Die Dynamik der US-Staatsverschuldung sieht, gelinde ausgedrückt, nicht gut aus. Sowohl Trump als auch Biden haben die Notwendigkeit erkannt, die Haushaltsdefizite einzudämmen. Die von ihnen vorgeschlagenen oder zu erwartenden Maßnahmen würden die Staatsverschuldung unserer Ansicht nach jedoch auf einem nicht nachhaltigen Pfad halten. Große Ungleichgewichte im Haushalt erfordern mehr als nur schrittweise politische Veränderungen. Es scheint jedoch weder in der Öffentlichkeit noch in Washington einen Konsens darüber zu geben, dass in nächster Zeit harte politische Entscheidungen getroffen und Opfer gebracht werden müssen. Infolgedessen werden die Zinssätze wahrscheinlich sowohl unter Biden 2.0 als auch unter Trump 2.0 strukturell höher bleiben. Die Entstehung einer gewissen fiskalischen Risikoprämie auf dem US-Treasury-Markt während einer zweiten Amtszeit von Trump kann nicht ausgeschlossen werden. Tatsächlich würden auch andere politische Vorschläge wie 10 % Zölle auf alle Importe, eine strenge Kontrolle der Einwanderung und eine mögliche Infragestellung der Unabhängigkeit der Fed die langfristigen Wachstumsaussichten der US-Wirtschaft beeinträchtigen und die Schuldendynamik verschlechtern.
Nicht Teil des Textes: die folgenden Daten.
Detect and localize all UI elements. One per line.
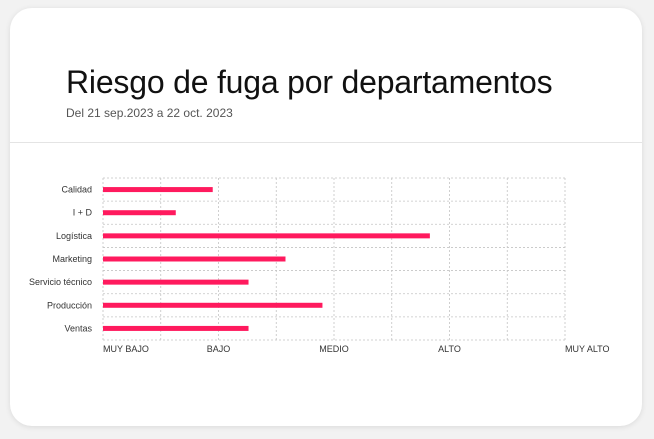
- x-tick-label: BAJO: [207, 344, 231, 354]
- date-range: Del 21 sep.2023 a 22 oct. 2023: [66, 106, 233, 120]
- bar: [103, 279, 249, 285]
- category-label: Logística: [56, 231, 92, 241]
- chart-title: Riesgo de fuga por departamentos: [66, 64, 553, 100]
- header-divider: [10, 142, 642, 143]
- x-tick-label: MUY BAJO: [103, 344, 149, 354]
- category-label: Ventas: [64, 323, 92, 333]
- category-label: Producción: [47, 300, 92, 310]
- category-label: Calidad: [61, 185, 92, 195]
- x-tick-label: ALTO: [438, 344, 461, 354]
- bar: [103, 256, 286, 262]
- bar: [103, 233, 430, 239]
- bar: [103, 210, 176, 216]
- category-label: Servicio técnico: [29, 277, 92, 287]
- chart-card: Riesgo de fuga por departamentos Del 21 …: [10, 8, 642, 426]
- bar: [103, 325, 249, 331]
- bar: [103, 187, 213, 193]
- x-tick-label: MUY ALTO: [565, 344, 610, 354]
- x-tick-label: MEDIO: [319, 344, 349, 354]
- bar: [103, 302, 323, 308]
- category-label: Marketing: [52, 254, 92, 264]
- category-label: I + D: [73, 208, 93, 218]
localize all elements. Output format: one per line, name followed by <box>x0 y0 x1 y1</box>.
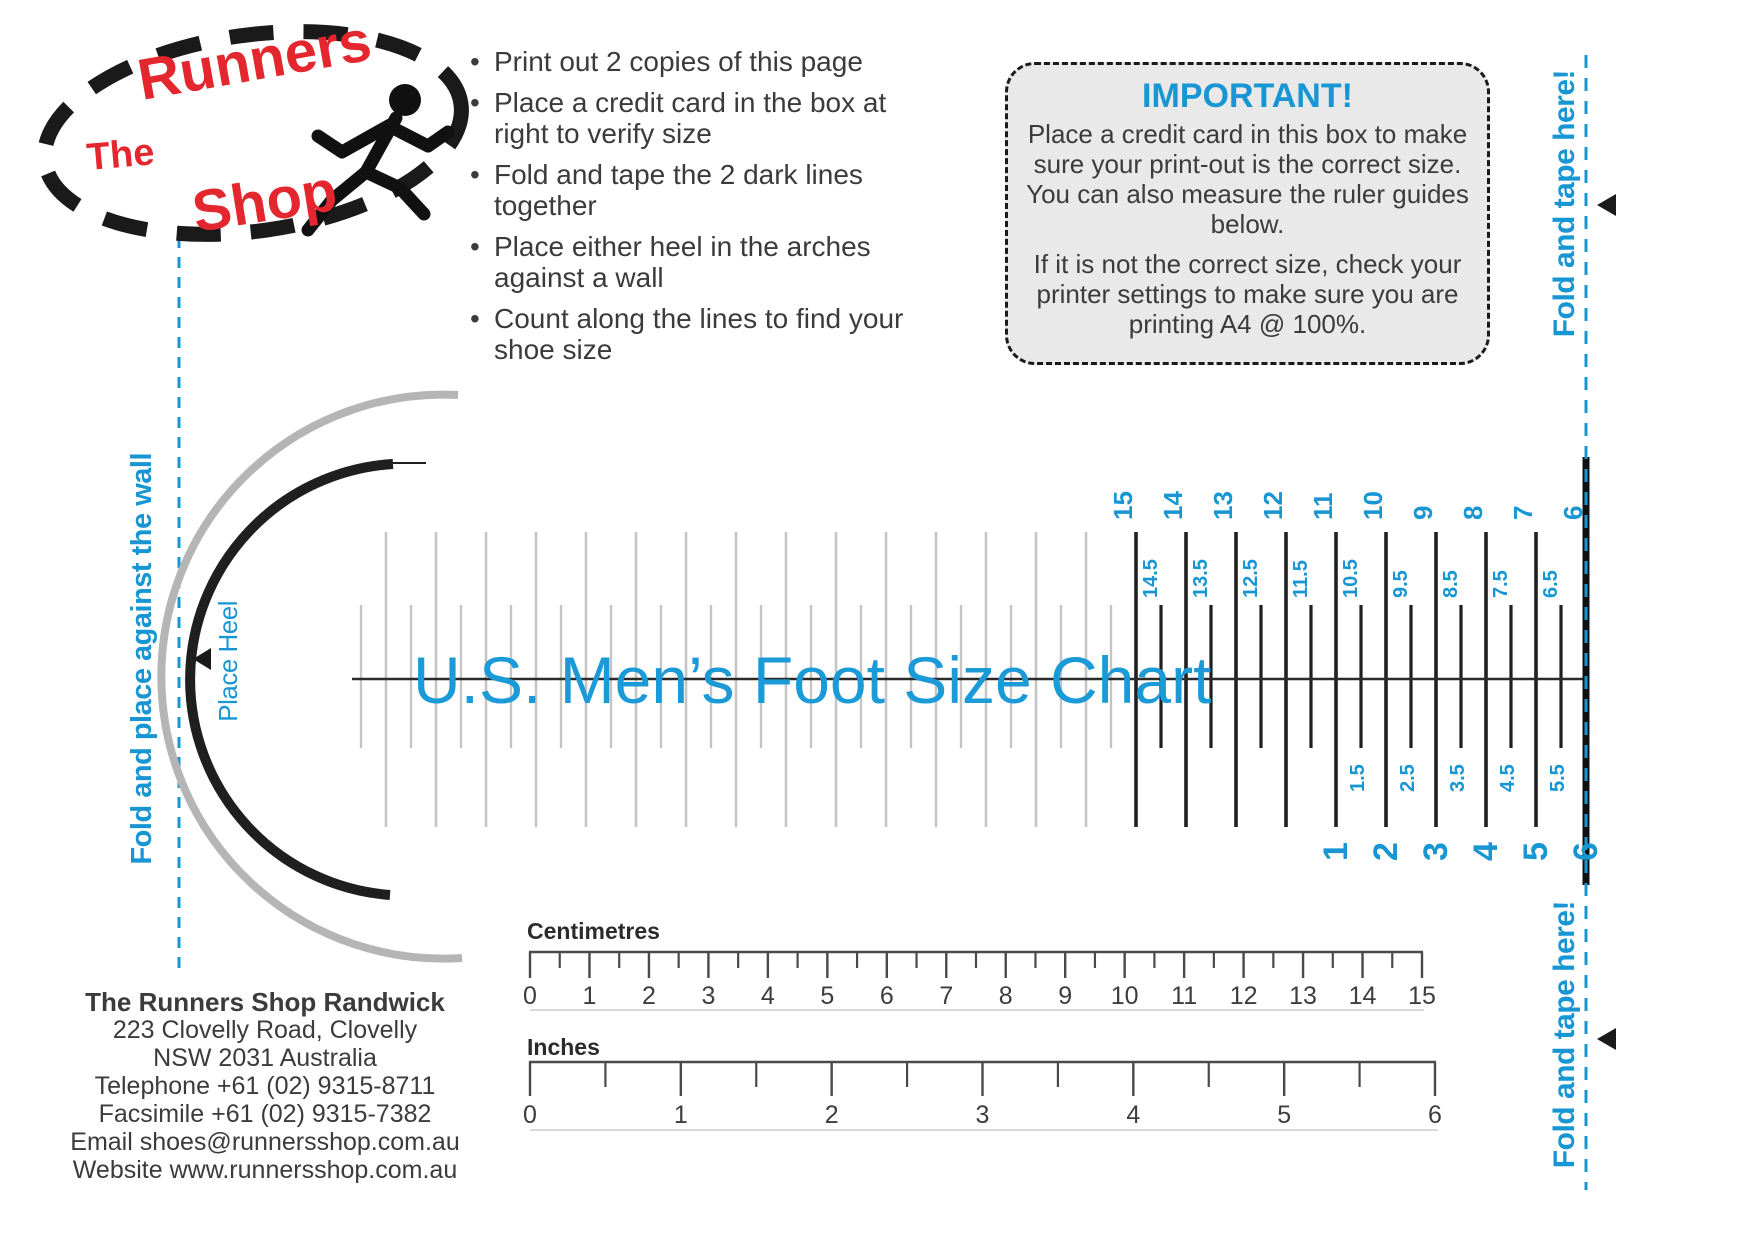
ruler-tick-label: 0 <box>523 1101 537 1129</box>
size-label: 10 <box>1358 491 1388 520</box>
ruler-tick-label: 4 <box>761 982 775 1010</box>
size-label: 13 <box>1208 491 1238 520</box>
size-label: 9.5 <box>1390 570 1412 598</box>
size-labels: 15 14 13 12 11 10 9 8 7 614.5 13.5 12.5 11.5 10.5 9.5 8… <box>1108 491 1605 861</box>
ruler-tick-label: 11 <box>1171 982 1197 1010</box>
shoe-print-outline-icon <box>37 24 469 242</box>
size-label: 12 <box>1258 491 1288 520</box>
instruction-item: Print out 2 copies of this page <box>470 46 940 77</box>
fold-arrow-icon-top <box>1597 194 1616 216</box>
fold-arrow-icon-bottom <box>1597 1028 1616 1050</box>
centimetres-ruler-label: Centimetres <box>527 918 660 944</box>
ruler-tick-label: 8 <box>999 982 1013 1010</box>
ruler-tick-label: 10 <box>1111 982 1139 1010</box>
ruler-tick-label: 13 <box>1289 982 1317 1010</box>
arrows <box>193 194 1616 1050</box>
size-label: 9 <box>1408 506 1438 520</box>
runners-shop-logo: The Runners Shop <box>37 8 469 245</box>
instruction-item: Place either heel in the arches against … <box>470 231 940 293</box>
size-label: 14 <box>1158 491 1188 520</box>
heel-arch-outer <box>157 390 463 963</box>
size-label: 5 <box>1517 842 1555 861</box>
size-label: 1 <box>1317 842 1355 861</box>
ruler-tick-label: 14 <box>1349 982 1377 1010</box>
instruction-item: Count along the lines to find your shoe … <box>470 303 940 365</box>
size-label: 3 <box>1417 842 1455 861</box>
inches-ruler: 0 1 2 3 4 5 6 <box>523 1060 1442 1131</box>
size-label: 10.5 <box>1340 559 1362 598</box>
important-title: IMPORTANT! <box>1142 77 1353 115</box>
ruler-tick-label: 3 <box>976 1101 990 1129</box>
address-line: Website www.runnersshop.com.au <box>72 1156 458 1184</box>
ruler-tick-label: 7 <box>939 982 953 1010</box>
ruler-tick-label: 5 <box>820 982 834 1010</box>
ruler-tick-label: 4 <box>1126 1101 1140 1129</box>
important-paragraph: Place a credit card in this box to make … <box>1026 119 1469 239</box>
size-label: 13.5 <box>1190 559 1212 598</box>
size-label: 6 <box>1558 506 1588 520</box>
ruler-tick-label: 2 <box>642 982 656 1010</box>
important-box: IMPORTANT! Place a credit card in this b… <box>1005 62 1490 365</box>
store-address-block: The Runners Shop Randwick 223 Clovelly R… <box>55 988 475 1184</box>
ruler-tick-label: 6 <box>880 982 894 1010</box>
fold-tape-label-top: Fold and tape here! <box>1548 70 1581 338</box>
place-heel-label: Place Heel <box>213 601 243 722</box>
ruler-tick-label: 9 <box>1058 982 1072 1010</box>
heel-arrow-icon <box>193 648 211 670</box>
running-man-icon <box>301 84 455 237</box>
store-name: The Runners Shop Randwick <box>85 987 445 1017</box>
important-paragraph: If it is not the correct size, check you… <box>1033 249 1462 339</box>
size-label: 4 <box>1467 842 1505 861</box>
address-line: Telephone +61 (02) 9315-8711 <box>94 1072 436 1100</box>
ruler-tick-label: 15 <box>1408 982 1436 1010</box>
size-label: 5.5 <box>1547 764 1569 792</box>
centimetres-ruler: 0 1 2 3 4 5 6 7 8 9 10 11 12 13 14 15 <box>523 950 1436 1011</box>
ruler-tick-label: 1 <box>583 982 597 1010</box>
size-label: 3.5 <box>1447 764 1469 792</box>
heel-arch-inner <box>185 459 394 900</box>
size-label: 2 <box>1367 842 1405 861</box>
size-label: 2.5 <box>1397 764 1419 792</box>
instruction-item: Fold and tape the 2 dark lines together <box>470 159 940 221</box>
size-label: 7 <box>1508 506 1538 520</box>
size-label: 11 <box>1308 493 1338 521</box>
size-label: 15 <box>1108 491 1138 520</box>
address-line: Facsimile +61 (02) 9315-7382 <box>98 1100 432 1128</box>
size-label: 12.5 <box>1240 559 1262 598</box>
size-label: 8 <box>1458 506 1488 520</box>
address-line: NSW 2031 Australia <box>153 1044 377 1072</box>
ruler-tick-label: 12 <box>1230 982 1258 1010</box>
ruler-tick-label: 2 <box>825 1101 839 1129</box>
size-label: 6 <box>1567 842 1605 861</box>
ruler-tick-label: 5 <box>1277 1101 1291 1129</box>
logo-word-shop: Shop <box>188 158 341 245</box>
size-label: 8.5 <box>1440 570 1462 598</box>
logo-word-runners: Runners <box>133 8 376 113</box>
size-lines <box>352 532 1586 827</box>
size-label: 4.5 <box>1497 764 1519 792</box>
logo-word-the: The <box>85 131 156 179</box>
page-title: U.S. Men’s Foot Size Chart <box>413 643 1212 717</box>
ruler-tick-label: 1 <box>674 1101 688 1129</box>
address-line: Email shoes@runnersshop.com.au <box>70 1128 460 1156</box>
ruler-tick-label: 6 <box>1428 1101 1442 1129</box>
fold-tape-label-bottom: Fold and tape here! <box>1548 901 1581 1169</box>
size-label: 7.5 <box>1490 570 1512 598</box>
instruction-item: Place a credit card in the box at right … <box>470 87 940 149</box>
ruler-tick-label: 3 <box>701 982 715 1010</box>
size-label: 14.5 <box>1140 559 1162 598</box>
size-label: 1.5 <box>1347 764 1369 792</box>
size-label: 11.5 <box>1290 560 1312 598</box>
instructions-list: Print out 2 copies of this page Place a … <box>470 46 940 365</box>
heel-arches <box>157 390 463 963</box>
ruler-tick-label: 0 <box>523 982 537 1010</box>
size-label: 6.5 <box>1540 570 1562 598</box>
inches-ruler-label: Inches <box>527 1034 600 1060</box>
fold-against-wall-label: Fold and place against the wall <box>126 453 158 865</box>
address-line: 223 Clovelly Road, Clovelly <box>112 1016 418 1044</box>
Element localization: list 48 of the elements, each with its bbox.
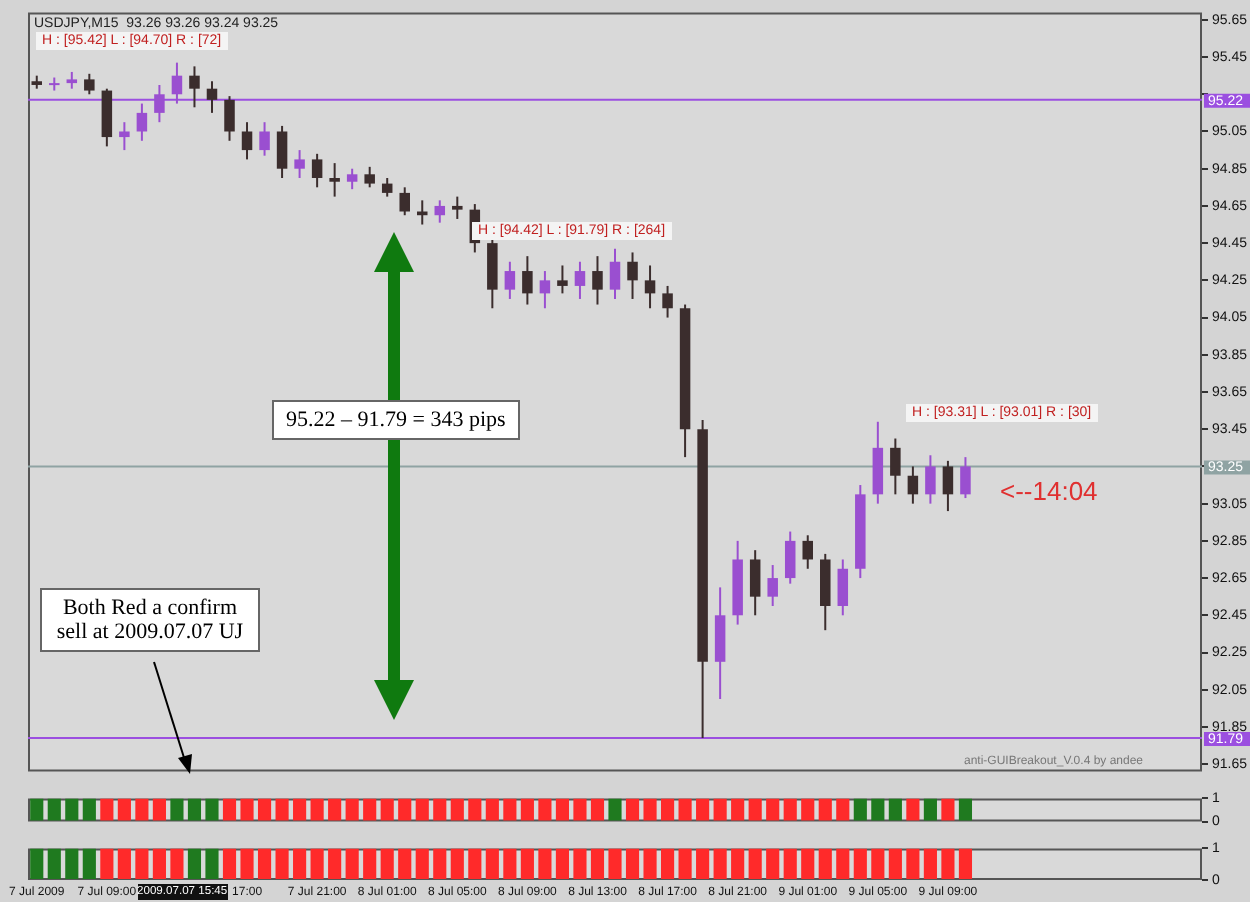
candlestick xyxy=(522,255,533,306)
candlestick xyxy=(942,459,954,513)
candlestick xyxy=(487,236,498,310)
candlestick xyxy=(119,121,130,152)
candlestick xyxy=(662,284,673,319)
candlestick xyxy=(311,152,323,189)
candlestick xyxy=(539,270,551,310)
candlestick xyxy=(434,199,446,224)
candlestick xyxy=(136,102,148,142)
candlestick xyxy=(925,454,936,505)
candlestick xyxy=(224,95,235,142)
candlestick xyxy=(574,260,586,300)
candlestick xyxy=(399,186,410,217)
candlestick xyxy=(820,552,831,632)
candlestick xyxy=(346,167,358,191)
candlestick xyxy=(749,549,761,617)
candlestick xyxy=(504,260,516,300)
candlestick xyxy=(276,124,288,180)
candlestick xyxy=(960,456,971,500)
candlestick xyxy=(171,61,183,105)
candlestick xyxy=(784,530,796,585)
candlestick xyxy=(381,177,393,198)
annotation: Both Red a confirm sell at 2009.07.07 UJ xyxy=(40,588,260,652)
candlestick xyxy=(452,195,463,220)
candlestick xyxy=(294,149,305,180)
annotation: <--14:04 xyxy=(1000,476,1098,506)
candlestick xyxy=(609,247,621,300)
candlestick xyxy=(890,437,901,496)
candlestick xyxy=(837,558,849,617)
candlestick xyxy=(241,121,253,161)
candlestick xyxy=(154,83,165,124)
candlestick xyxy=(329,162,340,198)
annotation: 95.22 – 91.79 = 343 pips xyxy=(272,400,520,440)
candlestick xyxy=(557,264,568,295)
candlestick xyxy=(767,564,778,607)
candlestick xyxy=(627,251,638,300)
candlestick xyxy=(259,121,270,157)
candlestick xyxy=(101,87,113,148)
candlestick xyxy=(802,534,813,570)
candlestick xyxy=(907,465,919,505)
candlestick xyxy=(84,72,95,96)
candlestick xyxy=(714,586,726,701)
candlestick xyxy=(206,80,218,114)
candlestick xyxy=(364,165,375,189)
candlestick xyxy=(872,420,884,505)
candlestick xyxy=(644,264,656,310)
candlestick xyxy=(189,65,200,109)
candlestick xyxy=(592,255,603,306)
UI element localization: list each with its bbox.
Auf kürzere Sicht hellt sich das wirtschaftliche Umfeld im Euroraum auf, wie die Mai-Blitz-PMIs für das verarbeitende Gewerbe und den Dienstleistungssektor zeigen. Das verhandelte Lohnwachstum, das für das erste Quartal veröffentlicht wurde, ist jedoch weiterhin hoch. Dies stellt die für Juni angekündigte Zinssenkung der EZB nicht in Frage, spricht aber für ein vorsichtigeres Vorgehen danach. Unserer Ansicht nach werden die Anleger auf den September warten müssen, um eine zweite Zinssenkung im Euroraum zu sehen.
In unserem dritten Beitrag, der sich auf China konzentriert, versuchen wir, die offensichtliche Widersprüchlichkeit zwischen lockeren Finanzbedingungen, wie sie der viel beachtete Yicai Financial Conditions Index anzeigt, und schwachen Geldmengen- und Kreditaggregaten zu erhellen. Unserer Ansicht nach ist dieses Rätsel zum Teil auf einen schwachen Immobilienmarkt sowie auf einen Bankensektor zurückzuführen, der sich mit der Vergabe von Krediten an das verarbeitende Gewerbe zurückhält. Während die Exporte stark sind, werden die Gewinne durch sinkende Preise gedrückt. Die gute Nachricht ist, dass das dritte Plenum im Juli das Potenzial hat, die Dinge zu ändern.